From Yuan Jiahai’s perspective, in the short term, the more sensible choice for China’s power market is capacity payments to ensure “strategic back up”. Such payments are made regardless of whether the power produced by the plant is dispatched. Under this mechanism, the government essentially incentivises some coal-fired power out of the generation market and orders it to stay in stand-by mode ready to be called upon if needed. This is by nature an arbitrary administrative action, preventing these coal-based power sources from competing fairly with other energy sources in the market. But Yuan says that as China is facing a surplus of power supply, with a large fleet of old coal-fired power generation units, setting up a strategic back-up mechanism could allow those units, not yet at the point of retirement, to continue contributing to the power system while also providing a pathway for their withdrawal.

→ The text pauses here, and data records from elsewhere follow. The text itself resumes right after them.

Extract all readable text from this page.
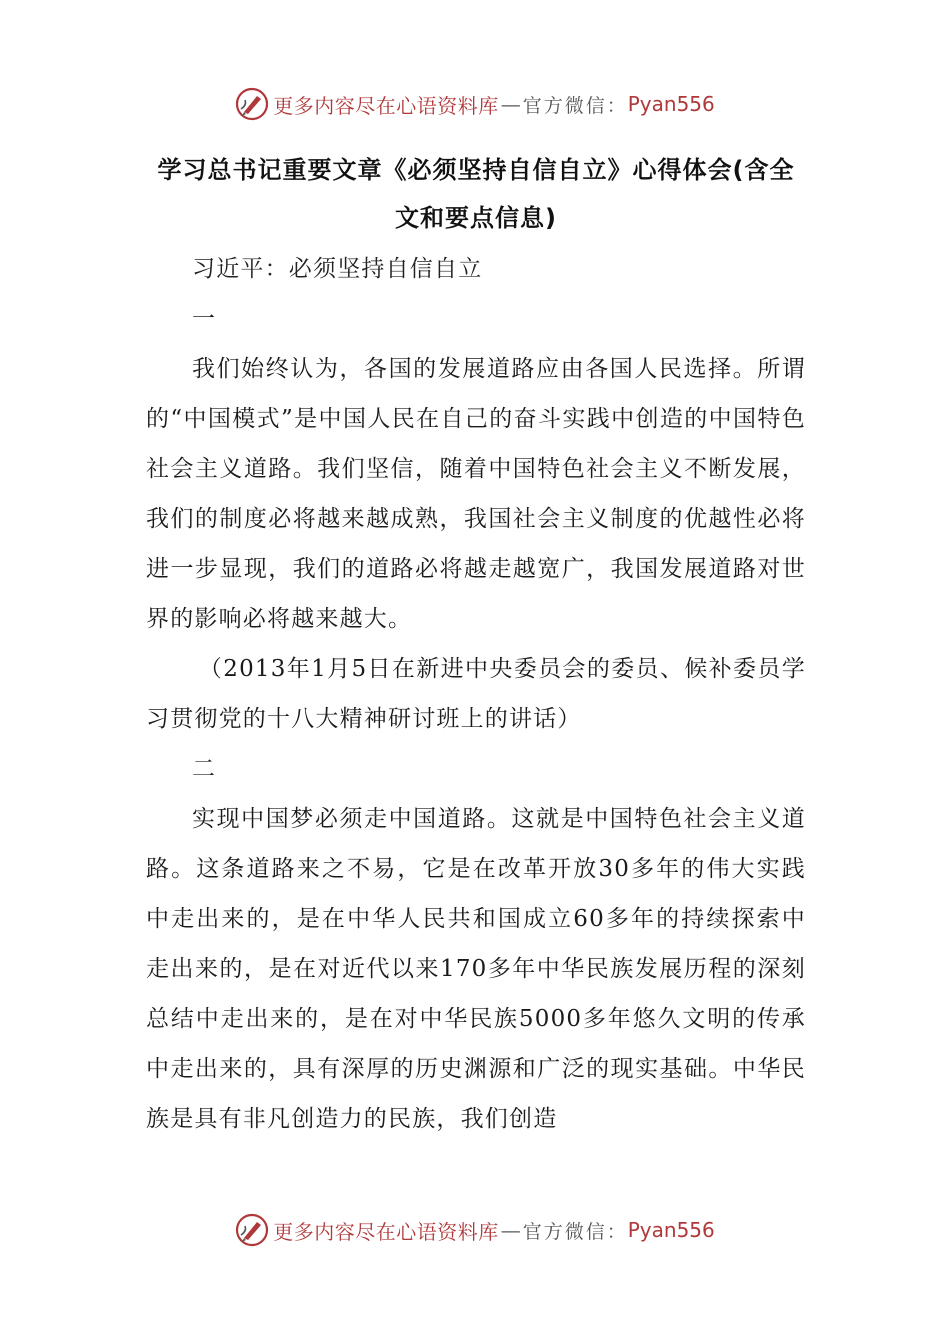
更多内容尽在心语资料库 — 官方微信： Pyan556
学习总书记重要文章《必须坚持自信自立》心得体会(含全文和要点信息)

习近平：必须坚持自信自立

一

我们始终认为，各国的发展道路应由各国人民选择。所谓的“中国模式”是中国人民在自己的奋斗实践中创造的中国特色社会主义道路。我们坚信，随着中国特色社会主义不断发展，我们的制度必将越来越成熟，我国社会主义制度的优越性必将进一步显现，我们的道路必将越走越宽广，我国发展道路对世界的影响必将越来越大。

（2013年1月5日在新进中央委员会的委员、候补委员学习贯彻党的十八大精神研讨班上的讲话）

二

实现中国梦必须走中国道路。这就是中国特色社会主义道路。这条道路来之不易，它是在改革开放30多年的伟大实践中走出来的，是在中华人民共和国成立60多年的持续探索中走出来的，是在对近代以来170多年中华民族发展历程的深刻总结中走出来的，是在对中华民族5000多年悠久文明的传承中走出来的，具有深厚的历史渊源和广泛的现实基础。中华民族是具有非凡创造力的民族，我们创造

更多内容尽在心语资料库 — 官方微信： Pyan556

“The capacity market should not become a protection for backward power plants.”
Prof. Yuan Jiahai, North China Electric Power University

Yuan emphasises that a capacity market should not become a compensational mechanism to pay for the loss of redundant and inefficient coal-fired power plants. In the long run, it should be a fair and efficient market for incentivising capacity investments that ensures the reasonable abundance of power supplies. Different power sources should be allowed to compete for meeting the back-up power capacity needs beyond maximal projected demand (due to load projection errors, unexpected outages and the intermittency of renewables), Yuan suggests. For a complex and large power market like China’s, such a capacity market would produce the most efficient winners for providing that capacity.

Professor Xia Qing from Tsinghua University’s Department of Electrical Engineering agreed at a recent roundtable discussion that in the short term, coal power’s role as a supporting power source is not disputable. But he also emphasised that no new coal capacity should be added in the 14th Five Year Plan period. Rather, China should better utilise its existing coal power fleet and “wake up its potential”. “Many such units have huge potential to respond to power system needs,” he said.

“The capacity market should not become a protection for backward power plants,” Yuan Jiahai reiterates. “Its ultimate purpose is to reward low-cost generation units and accelerate the phase out of high-cost units.”